I was looking at how much space numpy arrays consume in memory and I noticed a peculiar behavior:
When I ran x = np.empty((1000000, 7, 64, 64), dtype=np.uint8)
My computer with 16GB of memory did not crash. Instead it was sailing smoothly with 2GB of memory allocated.
This numpy array should weigh in at 26.70 GB, but something lazy seems to be happening. When I add one, then the laziness stops immediately, and my program hangs and them gets a MemoryError
.
I'm wondering how numpy does this under the hood.
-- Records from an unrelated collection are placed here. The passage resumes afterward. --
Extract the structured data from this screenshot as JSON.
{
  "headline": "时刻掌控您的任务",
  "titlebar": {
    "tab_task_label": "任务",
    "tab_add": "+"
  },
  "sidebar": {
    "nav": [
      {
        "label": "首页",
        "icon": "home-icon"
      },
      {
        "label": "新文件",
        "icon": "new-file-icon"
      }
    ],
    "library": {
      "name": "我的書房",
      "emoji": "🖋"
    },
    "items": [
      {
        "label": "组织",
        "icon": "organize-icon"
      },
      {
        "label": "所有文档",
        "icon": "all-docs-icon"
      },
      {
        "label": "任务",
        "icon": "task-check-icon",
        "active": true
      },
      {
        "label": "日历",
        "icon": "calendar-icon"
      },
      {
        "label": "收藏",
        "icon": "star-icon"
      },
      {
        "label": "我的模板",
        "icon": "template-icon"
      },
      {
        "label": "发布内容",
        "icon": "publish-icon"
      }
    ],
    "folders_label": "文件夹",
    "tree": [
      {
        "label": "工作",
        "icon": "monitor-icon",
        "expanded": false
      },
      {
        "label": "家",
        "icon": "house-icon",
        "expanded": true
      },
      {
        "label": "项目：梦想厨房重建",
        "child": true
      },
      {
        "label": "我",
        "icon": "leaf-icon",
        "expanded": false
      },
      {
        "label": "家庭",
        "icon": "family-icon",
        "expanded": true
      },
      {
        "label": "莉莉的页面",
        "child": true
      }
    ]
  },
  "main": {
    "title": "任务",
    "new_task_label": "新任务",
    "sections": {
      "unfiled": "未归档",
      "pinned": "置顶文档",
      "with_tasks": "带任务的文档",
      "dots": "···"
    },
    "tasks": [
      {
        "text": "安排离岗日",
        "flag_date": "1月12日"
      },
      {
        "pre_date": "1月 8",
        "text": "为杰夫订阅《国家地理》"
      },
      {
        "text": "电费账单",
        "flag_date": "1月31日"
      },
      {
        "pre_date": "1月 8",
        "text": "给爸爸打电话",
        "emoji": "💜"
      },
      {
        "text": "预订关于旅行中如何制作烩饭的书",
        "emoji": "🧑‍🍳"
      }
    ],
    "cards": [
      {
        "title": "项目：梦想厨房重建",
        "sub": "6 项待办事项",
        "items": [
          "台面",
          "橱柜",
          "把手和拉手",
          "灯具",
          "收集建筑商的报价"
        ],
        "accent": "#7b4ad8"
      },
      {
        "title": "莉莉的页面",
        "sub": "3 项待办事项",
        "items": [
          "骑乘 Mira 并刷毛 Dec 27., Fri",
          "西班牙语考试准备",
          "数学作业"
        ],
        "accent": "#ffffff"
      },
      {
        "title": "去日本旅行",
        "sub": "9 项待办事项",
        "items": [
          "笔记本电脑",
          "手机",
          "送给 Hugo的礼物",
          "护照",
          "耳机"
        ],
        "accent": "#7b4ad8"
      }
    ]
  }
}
I took a look at numpy.core.multiarray
, and found numpy/core/src/multiarray/multiarraymodule.c
with this bit of code that seems to be the definition of empty:
static PyObject *
array_empty(PyObject *NPY_UNUSED(ignored), PyObject *args, PyObject *kwds)
{
static char *kwlist[] = {"shape","dtype","order",NULL};
PyArray_Descr *typecode = NULL;
PyArray_Dims shape = {NULL, 0};
NPY_ORDER order = NPY_CORDER;
npy_bool is_f_order;
PyArrayObject *ret = NULL;
if (!PyArg_ParseTupleAndKeywords(args, kwds, "O&|O&O&", kwlist,
PyArray_IntpConverter, &shape,
PyArray_DescrConverter, &typecode,
PyArray_OrderConverter, &order)) {
goto fail;
}
switch (order) {
case NPY_CORDER:
is_f_order = NPY_FALSE;
break;
case NPY_FORTRANORDER:
is_f_order = NPY_TRUE;
break;
default:
PyErr_SetString(PyExc_ValueError,
"only 'C' or 'F' order is permitted");
goto fail;
}
ret = (PyArrayObject *)PyArray_Empty(shape.len, shape.ptr,
typecode, is_f_order);
PyDimMem_FREE(shape.ptr);
return (PyObject *)ret;
fail:
Py_XDECREF(typecode);
PyDimMem_FREE(shape.ptr);
return NULL;
}
I'm wondering how this laziness is achieved in C, and where else it will pop up in numpy.